Film Recommendations

While there are countless films that exist that feature Black Americans in the role of writer, director, producer or actor, I will just mention a few recent films here that are well worth watching. “BlacKkKlansman” (2018) is a biographical film that follows the first African American detective in Colorado Springs as he works to infiltrate a local Ku Klux Klan chapter. “The Hate U Give” (2018) is a dramatic film based on a novel that features discussions of police shootings and police brutality. “Just Mercy” (2019) is a biographical legal drama that follows a young lawyer and his work to prove the innocence of wrongfully convicted Black men living on death row. “Moonlight” (2016) is a coming of age film that discusses sexuality, identity and healing from abuse throughout the process of adolescence. “Moonlight” was the first film with an all-Black cast and the first film to discuss LGBTQ+ topics to win the Oscar for Best Picture. “Dope” (2015) is a high school comedy and coming of age drama that follows a group of friends as they embark on an adventure after a brief encounter with a drug-dealer goes wrong. “Soul” (2020) is an animated comedy-drama following a middle school music teacher who is just about to make his break as a jazz musician before his soul is suddenly disconnected from his physical body.

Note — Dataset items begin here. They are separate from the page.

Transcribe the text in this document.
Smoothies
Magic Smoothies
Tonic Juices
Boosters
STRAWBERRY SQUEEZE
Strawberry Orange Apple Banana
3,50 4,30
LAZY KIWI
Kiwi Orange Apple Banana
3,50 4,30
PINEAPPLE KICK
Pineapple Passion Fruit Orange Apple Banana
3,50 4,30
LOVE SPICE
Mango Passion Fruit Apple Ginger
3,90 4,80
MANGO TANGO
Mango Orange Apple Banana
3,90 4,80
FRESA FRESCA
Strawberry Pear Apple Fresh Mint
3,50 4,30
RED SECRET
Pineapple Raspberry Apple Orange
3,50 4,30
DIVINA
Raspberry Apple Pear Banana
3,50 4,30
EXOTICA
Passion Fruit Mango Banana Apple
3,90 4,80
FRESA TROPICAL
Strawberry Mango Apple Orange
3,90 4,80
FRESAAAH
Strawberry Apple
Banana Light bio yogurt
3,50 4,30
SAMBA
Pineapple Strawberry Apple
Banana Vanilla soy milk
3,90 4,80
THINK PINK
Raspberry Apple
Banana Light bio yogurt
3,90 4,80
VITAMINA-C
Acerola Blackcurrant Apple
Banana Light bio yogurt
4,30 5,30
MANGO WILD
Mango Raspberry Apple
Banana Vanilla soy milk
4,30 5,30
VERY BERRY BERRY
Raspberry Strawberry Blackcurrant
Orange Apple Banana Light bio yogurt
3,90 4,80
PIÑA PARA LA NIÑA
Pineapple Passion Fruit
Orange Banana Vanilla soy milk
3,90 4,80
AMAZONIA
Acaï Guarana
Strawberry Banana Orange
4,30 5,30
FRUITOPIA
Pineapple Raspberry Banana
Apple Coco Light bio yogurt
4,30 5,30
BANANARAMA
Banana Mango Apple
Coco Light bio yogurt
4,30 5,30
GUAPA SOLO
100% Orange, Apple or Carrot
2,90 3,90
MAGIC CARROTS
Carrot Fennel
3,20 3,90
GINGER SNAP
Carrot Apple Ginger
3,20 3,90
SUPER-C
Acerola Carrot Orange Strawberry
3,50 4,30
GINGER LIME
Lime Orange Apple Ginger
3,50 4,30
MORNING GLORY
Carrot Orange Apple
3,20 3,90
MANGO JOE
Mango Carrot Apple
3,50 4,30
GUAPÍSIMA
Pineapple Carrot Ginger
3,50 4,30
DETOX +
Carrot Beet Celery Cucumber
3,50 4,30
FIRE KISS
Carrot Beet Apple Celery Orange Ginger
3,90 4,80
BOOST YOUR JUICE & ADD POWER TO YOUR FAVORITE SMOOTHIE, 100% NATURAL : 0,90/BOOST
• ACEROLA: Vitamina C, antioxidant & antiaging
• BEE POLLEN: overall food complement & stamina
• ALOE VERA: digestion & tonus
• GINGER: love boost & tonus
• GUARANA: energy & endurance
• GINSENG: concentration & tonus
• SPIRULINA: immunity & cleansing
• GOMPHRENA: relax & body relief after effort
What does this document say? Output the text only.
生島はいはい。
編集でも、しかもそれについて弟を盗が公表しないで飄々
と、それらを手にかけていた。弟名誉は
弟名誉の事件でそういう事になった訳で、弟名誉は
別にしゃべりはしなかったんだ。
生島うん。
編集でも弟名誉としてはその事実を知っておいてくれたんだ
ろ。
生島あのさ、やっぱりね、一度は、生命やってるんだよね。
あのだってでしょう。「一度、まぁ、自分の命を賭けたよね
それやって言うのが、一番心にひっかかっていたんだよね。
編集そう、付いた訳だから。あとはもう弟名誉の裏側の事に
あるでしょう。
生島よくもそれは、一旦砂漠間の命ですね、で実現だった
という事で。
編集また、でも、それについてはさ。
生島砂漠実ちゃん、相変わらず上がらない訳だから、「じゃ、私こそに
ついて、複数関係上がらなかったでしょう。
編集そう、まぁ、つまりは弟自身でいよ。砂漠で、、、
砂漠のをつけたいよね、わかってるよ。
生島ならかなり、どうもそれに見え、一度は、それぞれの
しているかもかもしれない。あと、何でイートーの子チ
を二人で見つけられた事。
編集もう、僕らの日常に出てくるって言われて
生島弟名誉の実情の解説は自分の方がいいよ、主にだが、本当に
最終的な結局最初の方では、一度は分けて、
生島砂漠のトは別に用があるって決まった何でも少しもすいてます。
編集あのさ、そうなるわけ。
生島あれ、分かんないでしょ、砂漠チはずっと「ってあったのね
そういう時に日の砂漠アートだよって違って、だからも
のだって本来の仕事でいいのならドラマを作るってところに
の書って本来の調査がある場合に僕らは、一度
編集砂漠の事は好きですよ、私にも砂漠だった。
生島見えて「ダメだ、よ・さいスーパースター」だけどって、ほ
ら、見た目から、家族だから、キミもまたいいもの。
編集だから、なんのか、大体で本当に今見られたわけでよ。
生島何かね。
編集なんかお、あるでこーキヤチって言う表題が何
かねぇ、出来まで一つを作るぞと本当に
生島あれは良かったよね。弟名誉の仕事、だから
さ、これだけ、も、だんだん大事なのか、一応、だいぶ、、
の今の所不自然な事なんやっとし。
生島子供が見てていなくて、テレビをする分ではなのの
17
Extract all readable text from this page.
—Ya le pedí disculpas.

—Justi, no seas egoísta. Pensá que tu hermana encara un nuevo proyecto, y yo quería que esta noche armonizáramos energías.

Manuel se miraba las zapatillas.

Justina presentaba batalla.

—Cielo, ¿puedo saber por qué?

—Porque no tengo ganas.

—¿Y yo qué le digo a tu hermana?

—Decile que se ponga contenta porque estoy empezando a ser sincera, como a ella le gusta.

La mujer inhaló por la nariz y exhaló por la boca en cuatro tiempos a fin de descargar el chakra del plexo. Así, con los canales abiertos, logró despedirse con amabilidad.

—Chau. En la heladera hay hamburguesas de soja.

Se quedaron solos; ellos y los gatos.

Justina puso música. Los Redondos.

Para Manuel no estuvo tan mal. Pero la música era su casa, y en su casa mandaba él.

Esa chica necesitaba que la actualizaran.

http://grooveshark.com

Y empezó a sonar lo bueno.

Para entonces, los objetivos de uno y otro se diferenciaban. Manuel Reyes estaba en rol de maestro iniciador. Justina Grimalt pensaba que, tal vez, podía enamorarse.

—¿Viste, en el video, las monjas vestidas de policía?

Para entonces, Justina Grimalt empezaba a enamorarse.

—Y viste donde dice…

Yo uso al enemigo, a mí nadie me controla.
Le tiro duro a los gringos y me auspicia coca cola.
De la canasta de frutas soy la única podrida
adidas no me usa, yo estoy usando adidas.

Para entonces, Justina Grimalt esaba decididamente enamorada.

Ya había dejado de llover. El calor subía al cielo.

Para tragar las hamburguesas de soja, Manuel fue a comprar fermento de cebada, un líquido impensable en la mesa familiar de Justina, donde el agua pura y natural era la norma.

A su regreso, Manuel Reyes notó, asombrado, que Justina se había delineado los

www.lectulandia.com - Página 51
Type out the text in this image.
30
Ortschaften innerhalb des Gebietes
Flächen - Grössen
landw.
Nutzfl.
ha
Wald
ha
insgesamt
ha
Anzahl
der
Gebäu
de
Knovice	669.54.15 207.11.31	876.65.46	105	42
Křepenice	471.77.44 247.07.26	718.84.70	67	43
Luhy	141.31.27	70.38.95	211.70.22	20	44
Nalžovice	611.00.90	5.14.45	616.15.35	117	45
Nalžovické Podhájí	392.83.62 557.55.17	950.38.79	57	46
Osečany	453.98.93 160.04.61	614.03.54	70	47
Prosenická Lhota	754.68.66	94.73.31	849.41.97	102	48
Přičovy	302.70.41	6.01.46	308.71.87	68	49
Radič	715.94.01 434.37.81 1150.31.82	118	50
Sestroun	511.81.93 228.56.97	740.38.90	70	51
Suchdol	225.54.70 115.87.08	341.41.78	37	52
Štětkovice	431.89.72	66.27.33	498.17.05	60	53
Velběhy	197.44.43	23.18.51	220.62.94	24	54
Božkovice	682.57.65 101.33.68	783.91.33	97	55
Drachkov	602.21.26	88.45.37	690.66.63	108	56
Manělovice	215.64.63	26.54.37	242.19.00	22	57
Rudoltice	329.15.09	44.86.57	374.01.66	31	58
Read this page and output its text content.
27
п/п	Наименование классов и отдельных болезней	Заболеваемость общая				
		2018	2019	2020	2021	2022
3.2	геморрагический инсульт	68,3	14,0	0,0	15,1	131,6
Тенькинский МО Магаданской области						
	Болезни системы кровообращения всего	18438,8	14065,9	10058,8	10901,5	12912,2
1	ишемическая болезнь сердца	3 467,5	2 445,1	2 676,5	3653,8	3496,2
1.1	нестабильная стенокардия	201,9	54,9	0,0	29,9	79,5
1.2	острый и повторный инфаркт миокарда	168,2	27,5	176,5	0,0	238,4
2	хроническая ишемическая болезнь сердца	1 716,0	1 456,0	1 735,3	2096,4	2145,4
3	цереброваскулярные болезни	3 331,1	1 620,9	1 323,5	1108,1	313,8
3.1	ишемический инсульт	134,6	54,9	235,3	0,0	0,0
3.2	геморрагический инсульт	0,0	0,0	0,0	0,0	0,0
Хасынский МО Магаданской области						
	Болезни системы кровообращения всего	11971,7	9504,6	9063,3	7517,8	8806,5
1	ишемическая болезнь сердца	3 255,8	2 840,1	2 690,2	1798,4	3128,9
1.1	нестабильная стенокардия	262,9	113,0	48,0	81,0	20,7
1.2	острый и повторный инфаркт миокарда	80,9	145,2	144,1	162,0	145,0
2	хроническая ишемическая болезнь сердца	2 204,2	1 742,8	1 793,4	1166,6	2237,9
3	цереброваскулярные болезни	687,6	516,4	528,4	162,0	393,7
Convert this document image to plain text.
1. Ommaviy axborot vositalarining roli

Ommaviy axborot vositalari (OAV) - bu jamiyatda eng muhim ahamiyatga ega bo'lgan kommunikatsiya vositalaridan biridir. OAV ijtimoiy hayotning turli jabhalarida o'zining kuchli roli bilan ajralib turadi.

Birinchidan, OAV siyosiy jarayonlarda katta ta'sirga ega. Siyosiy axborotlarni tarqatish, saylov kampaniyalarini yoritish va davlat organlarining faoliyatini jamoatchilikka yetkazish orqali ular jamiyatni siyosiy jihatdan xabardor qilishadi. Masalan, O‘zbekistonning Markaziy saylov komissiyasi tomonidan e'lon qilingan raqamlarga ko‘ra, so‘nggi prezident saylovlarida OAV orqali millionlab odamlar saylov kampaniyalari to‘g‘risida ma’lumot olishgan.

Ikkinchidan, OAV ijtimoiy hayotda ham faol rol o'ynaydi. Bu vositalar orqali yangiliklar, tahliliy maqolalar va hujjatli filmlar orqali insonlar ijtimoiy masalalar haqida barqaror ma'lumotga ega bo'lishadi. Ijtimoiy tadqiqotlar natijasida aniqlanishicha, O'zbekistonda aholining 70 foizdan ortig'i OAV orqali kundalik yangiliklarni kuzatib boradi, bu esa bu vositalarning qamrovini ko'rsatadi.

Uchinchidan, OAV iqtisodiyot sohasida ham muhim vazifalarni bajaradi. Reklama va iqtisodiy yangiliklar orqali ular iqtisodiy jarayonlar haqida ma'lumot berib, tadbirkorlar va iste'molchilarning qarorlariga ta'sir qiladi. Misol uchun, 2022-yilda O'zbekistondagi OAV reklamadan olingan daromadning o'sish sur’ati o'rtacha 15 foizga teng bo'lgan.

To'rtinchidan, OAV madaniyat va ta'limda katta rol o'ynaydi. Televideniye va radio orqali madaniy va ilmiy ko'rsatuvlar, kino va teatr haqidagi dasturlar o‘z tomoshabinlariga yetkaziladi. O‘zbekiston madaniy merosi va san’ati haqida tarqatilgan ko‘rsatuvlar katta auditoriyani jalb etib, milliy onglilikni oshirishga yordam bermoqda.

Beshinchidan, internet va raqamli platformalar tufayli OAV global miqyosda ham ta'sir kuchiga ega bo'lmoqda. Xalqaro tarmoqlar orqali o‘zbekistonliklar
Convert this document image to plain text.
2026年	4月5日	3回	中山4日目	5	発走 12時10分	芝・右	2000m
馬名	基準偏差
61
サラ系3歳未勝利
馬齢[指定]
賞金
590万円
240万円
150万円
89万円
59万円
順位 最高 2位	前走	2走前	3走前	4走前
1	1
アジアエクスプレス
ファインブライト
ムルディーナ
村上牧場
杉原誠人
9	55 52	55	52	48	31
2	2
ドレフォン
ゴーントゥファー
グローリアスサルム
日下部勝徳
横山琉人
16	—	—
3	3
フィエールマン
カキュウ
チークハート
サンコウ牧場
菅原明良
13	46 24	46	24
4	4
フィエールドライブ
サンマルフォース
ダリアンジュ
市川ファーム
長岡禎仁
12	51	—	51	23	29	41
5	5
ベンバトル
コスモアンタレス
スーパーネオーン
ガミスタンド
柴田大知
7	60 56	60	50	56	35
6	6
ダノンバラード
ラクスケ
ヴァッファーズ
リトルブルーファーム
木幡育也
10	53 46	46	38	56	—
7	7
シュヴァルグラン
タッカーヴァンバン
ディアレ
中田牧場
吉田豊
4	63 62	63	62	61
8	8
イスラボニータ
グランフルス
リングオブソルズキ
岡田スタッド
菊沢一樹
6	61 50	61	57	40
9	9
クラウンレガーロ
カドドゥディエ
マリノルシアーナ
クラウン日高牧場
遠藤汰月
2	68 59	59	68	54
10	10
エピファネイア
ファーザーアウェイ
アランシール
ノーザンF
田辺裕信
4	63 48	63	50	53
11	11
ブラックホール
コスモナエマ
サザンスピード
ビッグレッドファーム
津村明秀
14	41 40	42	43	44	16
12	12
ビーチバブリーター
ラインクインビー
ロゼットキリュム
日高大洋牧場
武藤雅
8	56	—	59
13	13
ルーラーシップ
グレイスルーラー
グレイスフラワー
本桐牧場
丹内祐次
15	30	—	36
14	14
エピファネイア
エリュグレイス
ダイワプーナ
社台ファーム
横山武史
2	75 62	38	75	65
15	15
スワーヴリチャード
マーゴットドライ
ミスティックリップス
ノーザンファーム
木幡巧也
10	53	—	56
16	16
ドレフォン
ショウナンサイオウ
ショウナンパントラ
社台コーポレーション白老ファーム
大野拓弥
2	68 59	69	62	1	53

And, a recent release, “Judas and the Black Messiah” (2021) follows an Illinois chapter of the Black Panther Party in the late 1960s and the party’s dealings with the FBI.

Although there still remains a lot of room for improvement in terms of confronting the systemic exclusion of Black artists from the film industry, hopefully, these few movie recommendations offer a starting point to enjoy and appreciate film from the Black community.